Eis: boete tegen burgemeester Urk
ZWOLLE - Tegen burgemeester D. G. Schutte van Urk is maandag voor de rechtbank in Zwolle een boete van 2000 euro en een voorwaardelijke gevangenisstraf van drie maanden geëist. Justitie vindt dat Schutte zijn ambtseed schond toen hij in april dit jaar met directeur Visser van de plaatselijke visafslag overlegde over onderzoeken naar fraude in de visserijsector.
Justitie deed daarnaar al langer onderzoek. Zowel Schutte als Visser waren daarvan op de hoogte. Het onderzoek richtte zich niet op de visafslag zelf, maar op twee bedrijven die onder meer handelden via de visafslag.Schutte (58) werd 19 april gebeld door de Flevolandse hoofdofficier van justitie D. Greive met de mededeling dat er op 20 april een inval zou zijn bij de visafslag. Ook kreeg hij te horen dat later die week kotters in de haven van Den Helder zouden worden doorzocht.
Schutte is behalve burgemeester ook voorzitter van de visafslag. Dat meldde hij ook aan Greive. Hij zocht op de dag van de inval na afloop van het politieonderzoek twee keer contact met afslagdirecteur T. Visser, zo bleek uit telefoontaps. Visser werd afgeluisterd wegens het fraudeonderzoek. Volgens justitie vertelde Schutte wat de verdenkingen waren. Visser was daarvan echter al op de hoogte. Bovendien noemde hij in een later gesprek op vrijdag 22 april een aantal keren ”Den Helder” in een gesprek met Visser. Toen was nog niet duidelijk of justitie al onderzoek had gedaan op kotters in die plaats.
Voor Schutte was het naar eigen zeggen maandag „een zware gang” en „een van de moeilijkste dagen uit mijn ambtelijke loopbaan.” De beschuldigingen aan zijn adres doen hem pijn, aldus Schutte. Hij zegt nooit de bedoeling te hebben gehad om lopende onderzoeken te verstoren. In de gewraakte telefoongesprekken wilde hij alleen te weten komen of de visafslag fouten had gemaakt.
Officier van justitie mr. J. de Boer keek daar anders tegenaan. Zij laakte het feit dat Schutte Visser „getipt” zou hebben en vond dat met het voor de rechter brengen van de burgemeester „een voorbeeld” gesteld moest worden. Het aanzien van het openbaar bestuur was volgens de officier in het geding. „Met dit optreden is een smet geworpen op het ambt van burgemeester.”
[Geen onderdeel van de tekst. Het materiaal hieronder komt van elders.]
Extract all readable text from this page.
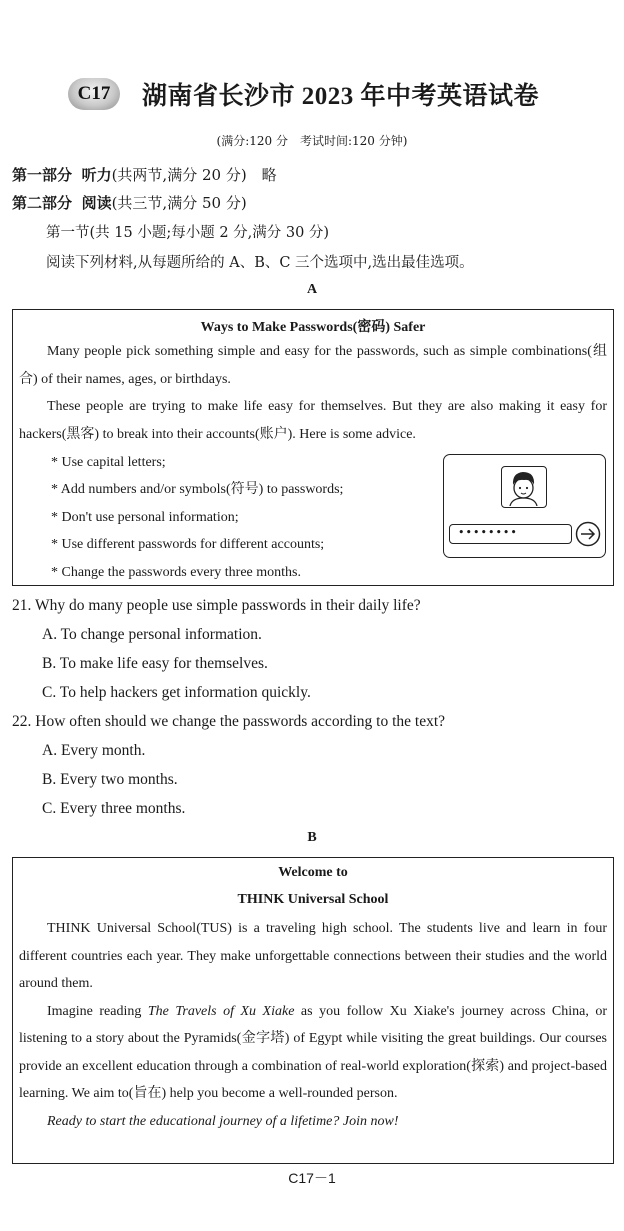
C17	湖南省长沙市 2023 年中考英语试卷
(满分:120 分　考试时间:120 分钟)
第一部分 听力(共两节,满分 20 分)　略
第二部分 阅读(共三节,满分 50 分)
第一节(共 15 小题;每小题 2 分,满分 30 分)
阅读下列材料,从每题所给的 A、B、C 三个选项中,选出最佳选项。
A
Ways to Make Passwords(密码) Safer

Many people pick something simple and easy for the passwords, such as simple combinations(组合) of their names, ages, or birthdays.

These people are trying to make life easy for themselves. But they are also making it easy for hackers(黑客) to break into their accounts(账户). Here is some advice.

* Use capital letters;
* Add numbers and/or symbols(符号) to passwords;
* Don't use personal information;
* Use different passwords for different accounts;
* Change the passwords every three months.
••••••••
21. Why do many people use simple passwords in their daily life?
A. To change personal information.
B. To make life easy for themselves.
C. To help hackers get information quickly.
22. How often should we change the passwords according to the text?
A. Every month.
B. Every two months.
C. Every three months.
B
Welcome to
THINK Universal School

THINK Universal School(TUS) is a traveling high school. The students live and learn in four different countries each year. They make unforgettable connections between their studies and the world around them.

Imagine reading The Travels of Xu Xiake as you follow Xu Xiake's journey across China, or listening to a story about the Pyramids(金字塔) of Egypt while visiting the great buildings. Our courses provide an excellent education through a combination of real-world exploration(探索) and project-based learning. We aim to(旨在) help you become a well-rounded person.

Ready to start the educational journey of a lifetime? Join now!

C17－1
De Boer eiste geen ontzetting van Schutte uit het ambt. Die beslissing ligt wat haar betreft bij de minister van Binnenlandse Zaken. Schutte legde twee maanden geleden op last van minister Remkes zijn functie tijdelijk neer. Zelf wilde hij graag verder werken. Hij zag daarin geen probleem, temeer omdat hij op 1 september werd herbenoemd voor een periode van zes jaar. Remkes was toen al op de hoogte van het onderzoek naar de handelwijze van Schutte.
Advocaat mr. C. Borstlap spitste zijn betoog toe op de strafbaarheid van de door Schutte gepleegde feiten. Hij memoreerde onder meer een toelichting uit 1967 van minister Samkalden van Justitie bij de parlementaire behandeling van artikel 272 van het Wetboek van strafrecht. Dat artikel vormt voor justitie de basis voor het vervolgen van de burgemeester. Samkalden zei daarin dat het nooit de bedoeling kan zijn dat een ambtenaar veroordeeld kan worden voor onachtzaamheid waarbij geen kwade opzet in het spel is. „Vrijspraak dus”, aldus Borstlap.
Volgens de raadsman is er bovendien juridisch alleen sprake van het schenden van het ambtsgeheim als de boodschap aankomt bij de ontvanger. Dat zou bij Schutte niet het geval zijn geweest, omdat visafslagdirecteur Visser niet begreep wat de burgemeester bedoelde met de term ”Den Helder”.
De advocaat haalde ook steunbetuigingen aan van de Flevolandse commissaris van de Koningin Jager en burgemeester Jorritsma van Almere. Ze omschrijven Schutte als een „betrouwbaar en integer bestuurder.” „Ook de bevolking van Urk begrijpt niets van deze zaak”, aldus Borstlap.
De rechtbank, die zich uit oogpunt van zorgvuldigheid met drie rechters over de zaak boog, doet op 21 november uitspraak.